When it comes to the students at Laredo Elementary in Aurora, learning about focus and concentration through Taekwondo can help in the classroom.

“We have some kids that are fidgety all the time,” Laredo Elementary School Physical Education teacher Leann Hepburn said. “We’ve seen a big rise in ADD and kids not being able to sit in their seats because we’ve decreased the amount of time we have physical activity in their day.”

It's physical activity that Hepburn felt was being replaced.

“Basically it was seat time for reading, writing and math,” Hepburn said.

New federal guidelines are trying address student health issues by bringing back an old favorite -- recess.
New federal guidelines are trying address student health issues by bringing back an old favorite -- recess.

That’s one reason why she agrees with the new federal school health guidelines released by the Centers for Disease Control or CDC and SHAPE America.

Guidelines range from healthy eating practices to requiring at least 20 minutes daily for recess.

“Kids need to be up and out of their seats,” Metro State University K-12 Physical Education professor Dr. Nhu Nguyen said. “They need to be physically as well as mentally active and one component of that is making sure they have activity time and that includes recess.”

The CDC says children should participate in 60 minutes of physical activity every day to address health issues like childhood obesity that affects one in five school-aged students.

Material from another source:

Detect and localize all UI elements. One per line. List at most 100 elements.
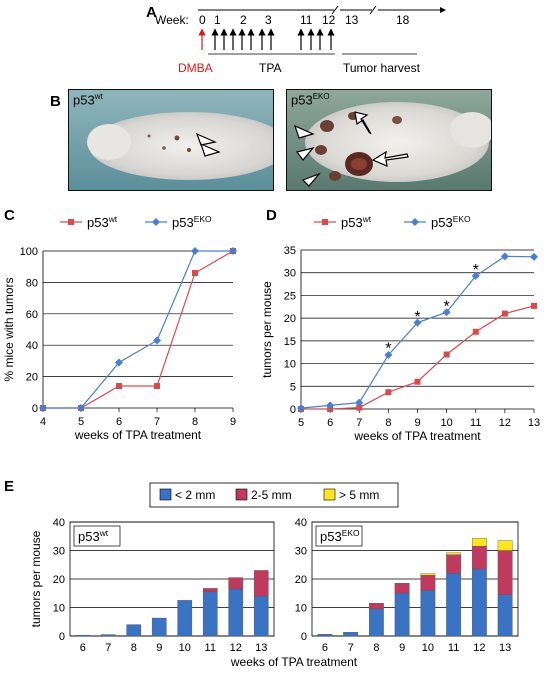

Those opposed to the new guidelines say recess might be taking away from valuable classroom time that the students need to learn other core subjects.

“Children that move are going to be healthier individuals that are going to be able to learn better as well,” Nguyen said. “It’s coming around full circle again and we are looking at not only their academic health but then their mental and social and physical health as well.”

The hope is that students get better grades in the classroom while learning better social skills on the playground.

“They learn things at recess that they don’t learn in other subject areas” Hepburn said. “They learn how to get along, how to barter how to pick a team.”

The CDC also suggests providing middle and high school students with a period of daily physical activity in addition to physical education and classroom physical activity.

“It gives them a break from their studies and their mind gets a break and then they can refocus on what they have to do,” Hepburn said.